US officials estimate Aleppo, bombarded by Syrian and Russian strikes, could collapse in the coming days, with up to 300,000 civilians trapped in the city with what the US believes is “little clean drinking water” and no medical care available.
One official said the US is “seeing indications” of preparations for a possible ground assault. The amassed troops, which may include Iranian and other militias, are backed up by Russian aircraft and regime helicopter-launched barrel bombs, which the US said includes cluster munitions and phosphorous bombs.
“It’s a degree of firepower that can be unleashed that is going to be the worst we have seen yet,” one official said.
On Wednesday, State Department spokesman John Kirby said administration officials across various agencies were discussing other options for Syria “that don’t revolve around diplomacy.”
Officials say the possibilities under consideration include allowing Gulf allies to supply more sophisticated weaponry to US-backed rebels.
But officials across the administration fear that ramping up the arming of Syrian rebels would be disastrous because of the risk that, if anti-aircraft weapons were provided, they could easily fall into the hands of terrorists and be used to shoot down civilian airliners.

Military intervention?

A limited military intervention could include actions such as shooting down Syrian planes or striking regime air bases, but the White House has been reluctant to consider such measures, which risk a military confrontation in which Moscow shoots down US planes or draws in Iran to the fight.

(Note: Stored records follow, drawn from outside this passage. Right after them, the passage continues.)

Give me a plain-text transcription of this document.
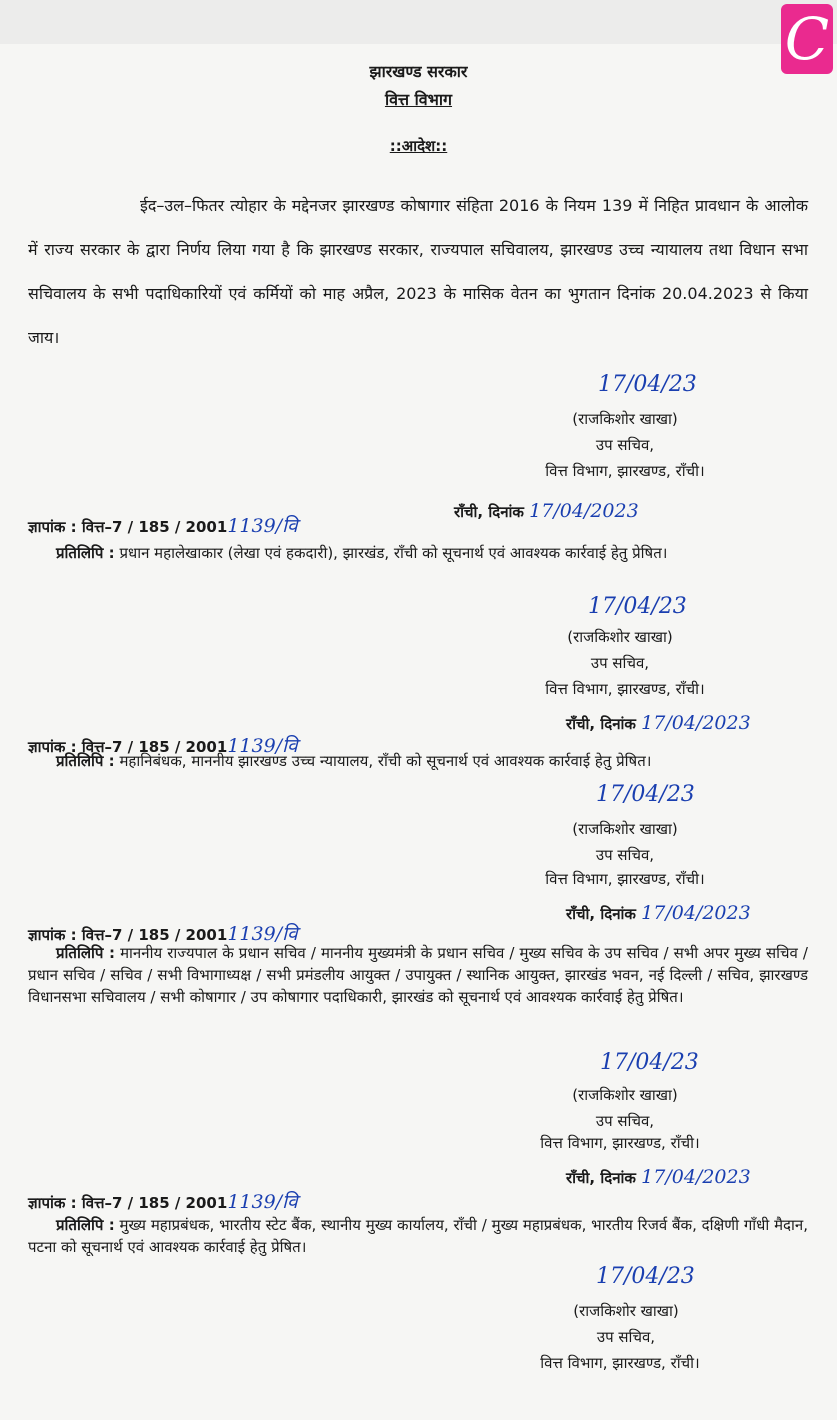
C
झारखण्ड सरकार
वित्त विभाग
::आदेश::

ईद–उल–फितर त्योहार के मद्देनजर झारखण्ड कोषागार संहिता 2016 के नियम 139 में निहित प्रावधान के आलोक में राज्य सरकार के द्वारा निर्णय लिया गया है कि झारखण्ड सरकार, राज्यपाल सचिवालय, झारखण्ड उच्च न्यायालय तथा विधान सभा सचिवालय के सभी पदाधिकारियों एवं कर्मियों को माह अप्रैल, 2023 के मासिक वेतन का भुगतान दिनांक 20.04.2023 से किया जाय।

17/04/23
(राजकिशोर खाखा)
उप सचिव,
वित्त विभाग, झारखण्ड, राँची।
ज्ञापांक : वित्त–7 / 185 / 20011139/वि
राँची, दिनांक 17/04/2023
प्रतिलिपि : प्रधान महालेखाकार (लेखा एवं हकदारी), झारखंड, राँची को सूचनार्थ एवं आवश्यक कार्रवाई हेतु प्रेषित।
17/04/23
(राजकिशोर खाखा)
उप सचिव,
वित्त विभाग, झारखण्ड, राँची।
राँची, दिनांक 17/04/2023
ज्ञापांक : वित्त–7 / 185 / 20011139/वि
प्रतिलिपि : महानिबंधक, माननीय झारखण्ड उच्च न्यायालय, राँची को सूचनार्थ एवं आवश्यक कार्रवाई हेतु प्रेषित।
17/04/23
(राजकिशोर खाखा)
उप सचिव,
वित्त विभाग, झारखण्ड, राँची।
राँची, दिनांक 17/04/2023
ज्ञापांक : वित्त–7 / 185 / 20011139/वि
प्रतिलिपि : माननीय राज्यपाल के प्रधान सचिव / माननीय मुख्यमंत्री के प्रधान सचिव / मुख्य सचिव के उप सचिव / सभी अपर मुख्य सचिव / प्रधान सचिव / सचिव / सभी विभागाध्यक्ष / सभी प्रमंडलीय आयुक्त / उपायुक्त / स्थानिक आयुक्त, झारखंड भवन, नई दिल्ली / सचिव, झारखण्ड विधानसभा सचिवालय / सभी कोषागार / उप कोषागार पदाधिकारी, झारखंड को सूचनार्थ एवं आवश्यक कार्रवाई हेतु प्रेषित।
17/04/23
(राजकिशोर खाखा)
उप सचिव,
वित्त विभाग, झारखण्ड, राँची।
राँची, दिनांक 17/04/2023
ज्ञापांक : वित्त–7 / 185 / 20011139/वि
प्रतिलिपि : मुख्य महाप्रबंधक, भारतीय स्टेट बैंक, स्थानीय मुख्य कार्यालय, राँची / मुख्य महाप्रबंधक, भारतीय रिजर्व बैंक, दक्षिणी गाँधी मैदान, पटना को सूचनार्थ एवं आवश्यक कार्रवाई हेतु प्रेषित।
17/04/23
(राजकिशोर खाखा)
उप सचिव,
वित्त विभाग, झारखण्ड, राँची।
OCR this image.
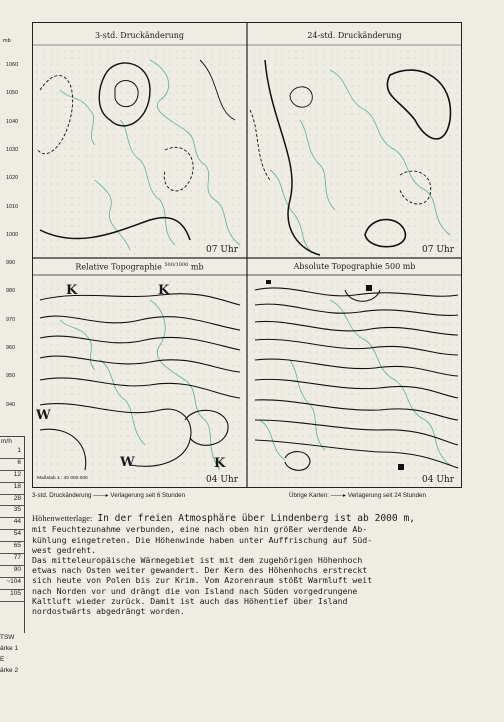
mb
1060
1050
1040
1030
1020
1010
1000
990
980
970
960
950
940
3-std. Druckänderung	24-std. Druckänderung
Relative Topographie $^{500/1000}$ mb	Absolute Topographie 500 mb
07 Uhr	07 Uhr
04 Uhr	04 Uhr
Maßstab 1 : 40 000 000
K	K
W
W	K
3-std. Druckänderung ——▸ Verlagerung seit 6 Stunden	Übrige Karten: ——▸ Verlagerung seit 24 Stunden
m/h
1
6
12
18
28
35
44
54
65
77
90
~104
105
TSW
ärke 1
E
ärke 2

Höhenwetterlage: In der freien Atmosphäre über Lindenberg ist ab 2000 m,
mit Feuchtezunahme verbunden, eine nach oben hin größer werdende Ab-
kühlung eingetreten. Die Höhenwinde haben unter Auffrischung auf Süd-
west gedreht.
Das mitteleuropäische Wärmegebiet ist mit dem zugehörigen Höhenhoch
etwas nach Osten weiter gewandert. Der Kern des Höhenhochs erstreckt
sich heute von Polen bis zur Krim. Vom Azorenraum stößt Warmluft weit
nach Norden vor und drängt die von Island nach Süden vorgedrungene
Kaltluft wieder zurück. Damit ist auch das Höhentief über Island
nordostwärts abgedrängt worden.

Privately, US defense officials are emphasizing that there is no internal planning for military action at the Pentagon. They say there must be a formal policy decision before they can even assemble new options for the President, and there is no indication that President Barack Obama has asked for them.
Should Obama order such an operation, US officials said it could begin quickly as the US is well aware of airfields and bases both Syrian and Russian forces are using as a result of overhead surveillance and monitoring of communications.
White House Press Secretary Josh Earnest said this week the US is looking for “creative ways” to expedite delivery of humanitarian assistance. However, such a move could put US pilots potentially at risk of being attacked by Russian and Syrian jets — the same problem in trying to enforce a no-fly zone.
Further sanctions against the Syrian regime, and even Russia, is also an option, officials said.
The White House publicly has said it’s still working on the possibility of expanded sanctions against the Syrian regime and officials said existing executive orders could provide the authority to sanction Russian individuals and entities supporting Damascus.
In order to be effective, however, the US would need the support of its European allies to take similar measures.
When asked about possible sanctions or other measures against Moscow, Earnest said this week, “Russia will have to account for their actions in the context of the consequences they are likely to provoke.”
In declaring Russia “responsible” for the situation in Aleppo, the US could also seek to hold Moscow accountable legally. UN Secretary General Ban Ki-moon Wednesday called deliberate attacks on hospitals and healthcare workers “war crimes.”
On Wednesday, French Foreign Minister Jean-Marc Ayrault proposed a new UN Security Council resolution for an Aleppo ceasefire, saying, “Those who don’t vote for it risk being held responsible for complicity in war crimes.”